Reports from VIV Europe

Feed sector questions WWF rating tool on commitment to responsible soy supply

By Jane Byrne contact

- Last updated on GMT

Feed sector questions WWF rating tool on commitment to responsible soy supply

Related tags: Responsible soy, Meat

The WWF soy report card is not the only game in town, says FEFAC as it defends the feed industry’s role in promoting sustainable soy production.

FeedNavigator.com caught up with the president of the European feed manufacturers’ federation, Ruud Tijssens, after he gave the opening speech at VIV Europe last Tuesday.

Soy task force

He recently went on a fact-finding mission to Brazil to meet with soy crushers, traders and producers and to hear what is happening on the ground regarding more sustainable production of soy in that country.

Europe and China are the biggest importers of soy globally, and the feed sector accounts for 75% of the 34 million tons of soy imported into Europe every year.

Earlier this month, the WWF, in tandem with the publication of its annual soy report card, said there was a lack of leadership from the EU feed sector on promotion of responsible soy production and it called on feed companies to do more.

But Tijssens said the feed sector has been taking the promotion of responsible soy production and the overall sustainability of feed and livestock products very seriously.

“The last three to four years have seen a complete shift in the attitude of the feed industry towards sustainability. Initially, the debate was virtually dominated by the Dutch and Belgians – now there are representatives from all the main feed production countries at the table in Brussels,”​ he said.

WWF rating criteria questioned

He said the main criteria used by the WWF to assess the commitment of feed companies, retailers or food manufacturers to responsible soy development is membership of the Roundtable on Responsible Soy (RTRS) certification scheme.

“That shouldn’t be the only parameter for determining how responsible a feed compounder is in terms of soy production. There are a plethora of certification schemes. The RTRS, while widely appreciated as a good standard, is not the only one. But it is up to the WWF how they want to judge it,”​ said Tijssens.

FEFAC, he said, wants to set up an independently operated benchmark system, based on a set of minimum criteria, to rate existing responsible soy certification schemes, none of which has yet achieved ‘critical mass’.

Stepwise improvement

Tijssens argues that a stepwise approach for continuous improvement will give a clear signal to the producers that the demand for responsibly produced soybeans exists while allowing a build-up of market volume for the EU feed market.

“We need step wise purchase conditions.  First, no child labor – how do we implement that?
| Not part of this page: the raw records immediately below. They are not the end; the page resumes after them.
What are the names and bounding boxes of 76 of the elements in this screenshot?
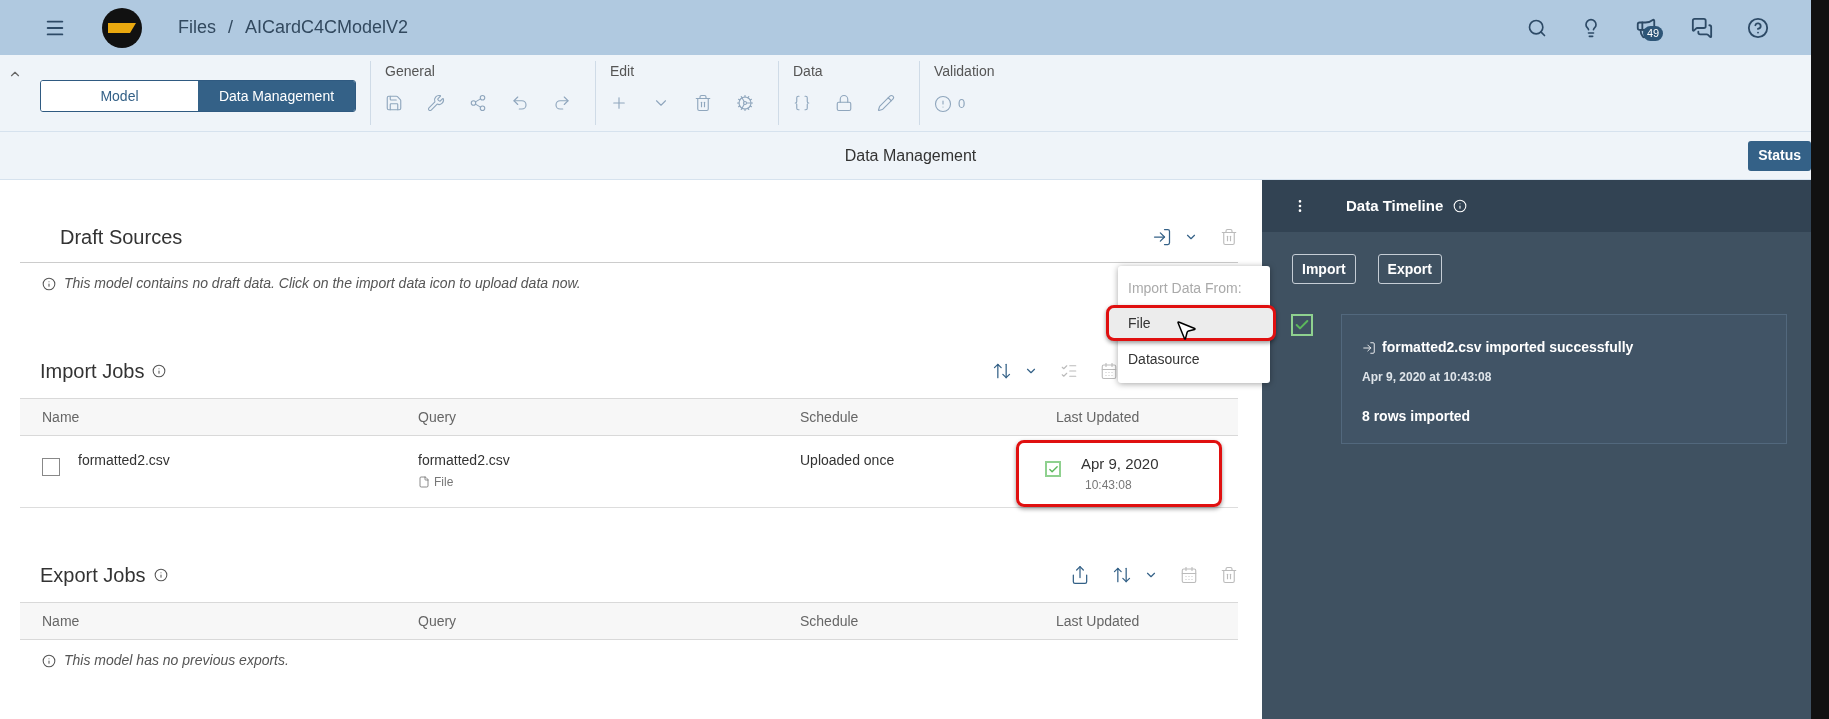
table-cell-text: formatted2.csv	[78, 451, 170, 470]
breadcrumb-link[interactable]: AICardC4CModelV2	[245, 14, 409, 41]
group-title: Validation	[934, 62, 995, 81]
table-cell-text: 10:43:08	[1084, 476, 1133, 494]
info-icon	[1453, 199, 1468, 213]
import-icon[interactable]	[1152, 227, 1172, 247]
table-cell-text: formatted2.csv	[418, 451, 511, 470]
status-button[interactable]: Status	[1748, 140, 1811, 171]
file-icon	[418, 476, 430, 488]
menu-heading: Import Data From:	[1127, 279, 1243, 298]
delete-icon[interactable]	[1220, 566, 1238, 584]
menu-item[interactable]: Datasource	[1118, 341, 1270, 377]
calendar-icon[interactable]	[1180, 566, 1198, 584]
checkbox[interactable]	[42, 458, 60, 476]
calendar-icon[interactable]	[1100, 362, 1118, 380]
help-icon[interactable]	[1747, 16, 1769, 39]
sort-icon[interactable]	[1112, 565, 1132, 585]
column-header: Last Updated	[1056, 407, 1141, 427]
delete-icon[interactable]	[1220, 228, 1238, 246]
info-icon	[42, 276, 56, 291]
table-cell-text: Uploaded once	[800, 451, 896, 470]
column-header: Name	[42, 611, 81, 631]
column-header: Schedule	[800, 611, 860, 631]
sort-icon[interactable]	[992, 361, 1012, 381]
section-title: Import Jobs	[40, 359, 145, 384]
section-title: Draft Sources	[60, 225, 183, 250]
delete-icon[interactable]	[694, 94, 712, 112]
entry-title: formatted2.csv imported successfully	[1382, 338, 1634, 357]
info-message: This model contains no draft data. Click on the import data icon to upload data now.	[64, 274, 581, 293]
panel-title: Data Timeline	[1346, 195, 1444, 216]
redo-icon[interactable]	[553, 94, 571, 112]
info-icon	[42, 653, 56, 668]
column-header: Schedule	[800, 407, 860, 427]
share-icon[interactable]	[469, 94, 487, 112]
pencil-icon[interactable]	[877, 94, 895, 112]
export-icon[interactable]	[1070, 565, 1090, 585]
add-icon[interactable]	[610, 94, 628, 112]
chat-icon[interactable]	[1691, 16, 1713, 39]
menu-item[interactable]: File	[1106, 305, 1276, 341]
column-header: Last Updated	[1056, 611, 1141, 631]
view-tab[interactable]: Data Management	[198, 81, 355, 111]
info-message: This model has no previous exports.	[64, 651, 289, 670]
entry-detail: 8 rows imported	[1362, 407, 1472, 426]
import-icon	[1362, 340, 1376, 355]
issue-count: 0	[958, 95, 966, 113]
table-cell-text: Apr 9, 2020	[1081, 454, 1159, 474]
notification-badge: 49	[1643, 25, 1664, 41]
alert-icon[interactable]	[934, 94, 952, 113]
table-row[interactable]: formatted2.csv formatted2.csv File Uploaded once Apr 9, 2020 10:43:08	[20, 436, 1238, 508]
entry-timestamp: Apr 9, 2020 at 10:43:08	[1362, 369, 1493, 386]
view-tab[interactable]: Model	[41, 81, 198, 111]
group-title: Data	[793, 62, 824, 81]
info-icon	[152, 364, 167, 378]
timeline-button[interactable]: Export	[1377, 254, 1442, 284]
breadcrumb-separator: /	[228, 16, 234, 39]
section-title: Export Jobs	[40, 563, 146, 588]
info-icon	[153, 568, 168, 582]
column-header: Query	[418, 611, 458, 631]
gear-icon[interactable]	[736, 94, 754, 112]
wrench-icon[interactable]	[427, 94, 445, 112]
mouse-cursor-icon	[1174, 318, 1198, 342]
column-header: Name	[42, 407, 81, 427]
lock-icon[interactable]	[835, 94, 853, 112]
save-icon[interactable]	[385, 94, 403, 112]
search-icon[interactable]	[1527, 17, 1547, 38]
logo-icon[interactable]	[102, 7, 142, 48]
group-title: Edit	[610, 62, 636, 81]
edit-list-icon[interactable]	[1060, 362, 1078, 380]
breadcrumb-link[interactable]: Files	[178, 14, 216, 41]
group-title: General	[385, 62, 436, 81]
timeline-button[interactable]: Import	[1292, 254, 1356, 284]
braces-icon[interactable]	[793, 94, 811, 112]
undo-icon[interactable]	[511, 94, 529, 112]
page-title: Data Management	[843, 145, 977, 166]
query-type: File	[434, 474, 454, 491]
column-header: Query	[418, 407, 458, 427]
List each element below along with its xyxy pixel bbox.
Next step – soy must be produced on farmland that is not illegally deforested – how do we implement that? And so on, until there is critical mass to fill feed silos in Europe with responsibly produced soybeans.

How much? How fast? Let’s wait and see. But our first priority is to ensure clarity and transparency in the soy supply chain. It is about verification of the process right now.”

The FEFAC president said the trade group is in discussion with benchmarking experts, the International Trade Centre (ITC), in terms of developing norms to rate the various schemes.

The feed sector, said Tijssens, wants to communicate regularly with key stakeholders in soy production in order to agree on realistic targets regarding the continuous improvement process.

“And we need to develop an assessment system based on region based risk analysis.

For example, in some soy production regions in Brazil, there is no risk of deforestation so it wouldn’t make sense for that element to be included in the criteria for that soy growing area,”​ said the FEFAC president.

Level-playing field

He acknowledged that there has been shift away from non-GM soy by certain livestock sectors in Europe and said such action should spur policy makers to take an urgent look at how to ensure the security and affordability of raw materials for EU meat production in the coming decades.

High feed and supply chain efficiency is currently keeping the EU feed and livestock sectors profitable, said Tijssens.

But to ensure their competiveness in the long run, he said it is vital that regulators  guarantee a level playing field between EU and third countries that don’t have the equivalent high welfare, safety and environmental standards. "They should harmonize legislation wherever they can."